I asked the desk clerk for a room on the hotel’s quiet side. “Define ‘quiet,’” said the clerk, a sallow young man with greasy black hair and cynical eyes. “No traffic, or no gunshots?”
He didn’t appear to be kidding. “Tough choice,” I said, “but I’m gonna go for no gunshots.”
He handed me a key. “All the way at the end,” he said, nodding toward the freeway. I thanked him, moved the car, and carried my bag to the room.
As I turned the key in the lock, a truck roared past on the freeway, rattling my door and window. Home sweet home, I thought, echoing Prescott’s description of the hotel when he’d brought us here our first night. But the truth was, I didn’t much mind the shabbiness. I’d be sleeping in an empty bed; that was the worst part—far worse than the torn carpet and stained bedspread. Just don’t let me get bedbugs, I prayed. Like the desk clerk, I was dead serious.

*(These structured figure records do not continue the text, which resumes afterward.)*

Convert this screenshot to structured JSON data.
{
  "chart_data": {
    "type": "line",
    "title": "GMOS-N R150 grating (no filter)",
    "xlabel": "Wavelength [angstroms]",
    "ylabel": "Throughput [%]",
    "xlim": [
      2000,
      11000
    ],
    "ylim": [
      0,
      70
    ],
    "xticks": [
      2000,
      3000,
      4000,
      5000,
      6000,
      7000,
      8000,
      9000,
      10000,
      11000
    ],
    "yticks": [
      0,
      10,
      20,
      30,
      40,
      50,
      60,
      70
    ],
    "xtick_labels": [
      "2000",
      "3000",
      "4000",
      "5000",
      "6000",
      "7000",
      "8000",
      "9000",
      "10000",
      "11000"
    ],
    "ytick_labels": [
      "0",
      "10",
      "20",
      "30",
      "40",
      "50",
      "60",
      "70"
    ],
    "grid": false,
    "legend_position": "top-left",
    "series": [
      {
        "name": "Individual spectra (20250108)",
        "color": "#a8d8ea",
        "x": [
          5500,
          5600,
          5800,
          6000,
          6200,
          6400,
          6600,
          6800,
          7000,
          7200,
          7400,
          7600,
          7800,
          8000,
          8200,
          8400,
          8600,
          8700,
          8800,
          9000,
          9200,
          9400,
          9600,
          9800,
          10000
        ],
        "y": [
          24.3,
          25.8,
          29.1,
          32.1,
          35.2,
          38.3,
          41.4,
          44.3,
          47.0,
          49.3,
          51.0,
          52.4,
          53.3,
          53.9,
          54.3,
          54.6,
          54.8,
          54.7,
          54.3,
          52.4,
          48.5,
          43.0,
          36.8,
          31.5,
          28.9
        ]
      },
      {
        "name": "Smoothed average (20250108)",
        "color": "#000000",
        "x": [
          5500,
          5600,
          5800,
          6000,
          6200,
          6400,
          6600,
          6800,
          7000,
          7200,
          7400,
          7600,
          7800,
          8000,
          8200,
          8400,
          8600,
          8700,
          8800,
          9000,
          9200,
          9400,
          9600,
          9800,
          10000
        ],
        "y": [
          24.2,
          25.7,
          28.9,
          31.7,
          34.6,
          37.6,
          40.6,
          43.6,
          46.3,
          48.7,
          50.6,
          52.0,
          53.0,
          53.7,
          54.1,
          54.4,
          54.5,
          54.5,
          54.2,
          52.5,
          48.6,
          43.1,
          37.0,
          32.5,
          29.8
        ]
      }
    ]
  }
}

MAYBE KATHLEEN REALLY WAS HAUNTING ME—NOT about the Janus case, as she’d threatened, but about the backlog of old voice mails on my phone. Throughout our teaching careers, our offices had been a study in contrast: hers always neat and tidy, mine always . . . less so. As with our desktops, so with our voice mails. I tended to procrastinate, avoiding messages I knew would be unpleasant (a category that nowadays seemed to encompass virtually all of them). “Okay, Kath,” I announced over the rumble of traffic, “I’m clearing my decks. You’d be proud.”

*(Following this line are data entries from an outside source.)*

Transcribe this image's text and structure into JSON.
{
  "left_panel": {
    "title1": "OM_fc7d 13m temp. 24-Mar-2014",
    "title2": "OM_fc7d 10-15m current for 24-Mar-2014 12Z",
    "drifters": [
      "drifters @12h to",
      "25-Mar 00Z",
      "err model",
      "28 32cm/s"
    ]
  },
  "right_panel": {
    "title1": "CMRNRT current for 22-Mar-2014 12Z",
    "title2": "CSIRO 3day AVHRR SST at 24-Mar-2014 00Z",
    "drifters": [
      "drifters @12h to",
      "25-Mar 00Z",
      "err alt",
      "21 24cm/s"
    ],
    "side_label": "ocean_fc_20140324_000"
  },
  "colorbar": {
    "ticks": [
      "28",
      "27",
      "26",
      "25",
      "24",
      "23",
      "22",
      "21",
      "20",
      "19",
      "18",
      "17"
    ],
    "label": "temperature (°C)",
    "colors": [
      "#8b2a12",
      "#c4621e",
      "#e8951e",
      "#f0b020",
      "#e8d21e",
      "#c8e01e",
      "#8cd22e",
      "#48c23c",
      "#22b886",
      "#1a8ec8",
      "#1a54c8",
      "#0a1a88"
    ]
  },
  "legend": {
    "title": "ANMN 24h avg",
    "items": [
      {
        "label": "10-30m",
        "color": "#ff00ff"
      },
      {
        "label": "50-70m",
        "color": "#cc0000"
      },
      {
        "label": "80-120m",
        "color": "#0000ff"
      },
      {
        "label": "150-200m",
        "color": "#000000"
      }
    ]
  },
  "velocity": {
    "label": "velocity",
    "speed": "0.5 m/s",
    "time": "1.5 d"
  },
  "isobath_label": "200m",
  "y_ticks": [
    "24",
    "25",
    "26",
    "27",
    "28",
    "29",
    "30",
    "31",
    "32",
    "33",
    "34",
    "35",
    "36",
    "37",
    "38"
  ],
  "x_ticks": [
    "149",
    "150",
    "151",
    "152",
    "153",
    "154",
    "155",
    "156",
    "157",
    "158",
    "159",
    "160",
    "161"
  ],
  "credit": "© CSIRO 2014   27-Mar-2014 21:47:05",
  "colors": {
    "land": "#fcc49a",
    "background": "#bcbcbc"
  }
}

Mercifully, most of the messages were so old that they had become utterly irrelevant, and I found myself hitting the “delete” key many times in swift succession. Muckraking talk-radio host badgering me about disrespecting veterans? Delete. Obituary-stalking strangers who’d read about my wife’s passing in the newspaper? Delete. Neighborhood widows offering a soft shoulder and a warm casserole? Delete delete delete.

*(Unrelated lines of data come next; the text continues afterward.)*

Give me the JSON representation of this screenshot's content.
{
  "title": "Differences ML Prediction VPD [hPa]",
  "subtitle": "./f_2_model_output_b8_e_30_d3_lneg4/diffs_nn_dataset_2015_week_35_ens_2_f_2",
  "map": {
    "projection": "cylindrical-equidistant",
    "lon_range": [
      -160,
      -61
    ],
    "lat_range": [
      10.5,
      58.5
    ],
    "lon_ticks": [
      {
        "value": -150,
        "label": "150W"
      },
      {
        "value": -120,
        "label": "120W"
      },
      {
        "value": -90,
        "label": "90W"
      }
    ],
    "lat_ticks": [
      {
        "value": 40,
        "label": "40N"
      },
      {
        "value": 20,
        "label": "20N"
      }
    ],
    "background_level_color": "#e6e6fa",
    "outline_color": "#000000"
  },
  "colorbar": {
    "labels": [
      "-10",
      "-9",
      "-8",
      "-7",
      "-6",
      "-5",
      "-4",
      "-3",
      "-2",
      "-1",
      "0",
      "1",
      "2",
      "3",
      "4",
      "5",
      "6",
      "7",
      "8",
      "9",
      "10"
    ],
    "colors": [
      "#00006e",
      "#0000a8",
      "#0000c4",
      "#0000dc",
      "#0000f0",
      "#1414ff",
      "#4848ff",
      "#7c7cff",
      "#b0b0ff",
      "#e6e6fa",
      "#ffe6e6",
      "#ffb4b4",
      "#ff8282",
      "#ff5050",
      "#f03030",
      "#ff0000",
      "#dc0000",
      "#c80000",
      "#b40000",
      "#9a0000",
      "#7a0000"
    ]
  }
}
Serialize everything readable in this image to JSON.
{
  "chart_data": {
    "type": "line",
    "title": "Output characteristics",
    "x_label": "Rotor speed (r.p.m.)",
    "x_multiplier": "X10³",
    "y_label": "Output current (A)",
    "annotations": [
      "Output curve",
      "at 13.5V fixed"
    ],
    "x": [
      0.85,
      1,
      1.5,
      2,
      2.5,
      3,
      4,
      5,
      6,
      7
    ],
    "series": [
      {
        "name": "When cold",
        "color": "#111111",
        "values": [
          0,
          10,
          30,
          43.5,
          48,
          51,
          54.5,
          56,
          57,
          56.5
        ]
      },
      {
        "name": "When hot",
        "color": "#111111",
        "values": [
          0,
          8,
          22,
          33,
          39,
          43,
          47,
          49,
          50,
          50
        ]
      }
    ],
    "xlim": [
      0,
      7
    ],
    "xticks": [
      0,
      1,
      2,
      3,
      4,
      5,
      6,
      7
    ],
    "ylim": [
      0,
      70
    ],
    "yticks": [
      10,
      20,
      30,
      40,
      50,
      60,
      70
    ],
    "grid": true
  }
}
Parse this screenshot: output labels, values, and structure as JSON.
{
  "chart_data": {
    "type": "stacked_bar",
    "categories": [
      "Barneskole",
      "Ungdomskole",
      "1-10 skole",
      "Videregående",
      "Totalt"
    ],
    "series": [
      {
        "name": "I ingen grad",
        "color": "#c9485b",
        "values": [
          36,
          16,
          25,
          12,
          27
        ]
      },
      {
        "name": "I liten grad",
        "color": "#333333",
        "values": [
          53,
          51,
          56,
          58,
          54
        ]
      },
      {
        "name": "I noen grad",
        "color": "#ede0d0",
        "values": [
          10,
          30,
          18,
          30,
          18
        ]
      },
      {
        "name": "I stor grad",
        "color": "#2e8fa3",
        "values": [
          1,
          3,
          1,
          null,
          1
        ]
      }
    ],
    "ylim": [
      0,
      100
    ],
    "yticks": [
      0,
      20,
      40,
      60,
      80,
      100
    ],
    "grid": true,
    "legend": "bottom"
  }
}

The message I most dreaded hearing—the one I saved for last—was the voice mail I’d received from Captain Brian Decker shortly before his throat had been cut in a prison interview room by Nick Satterfield. Decker was still at Vanderbilt Hospital, still barely alive—still in a coma, in fact—and merely seeing his number on my phone’s display was enough to make me feel bad all over again: guilty, somehow, even though I’d urged him not to go rattle Satterfield’s cage. The TBI agent investigating the incident—if investigating was the right word for an inquiry that gave any weight at all to Satterfield’s version of events—had said that the call had lasted five minutes. As I punched the series of keys that would play the message, I braced myself for bad tidings: a grim reminder of Satterfield’s virally infectious venom, at the very least, and possibly even a self-incriminating revelation from Deck about what he’d intended to do to Satterfield. I considered erasing it without listening—what was the point, besides pain?—but decided I owed it to Decker to hear him out.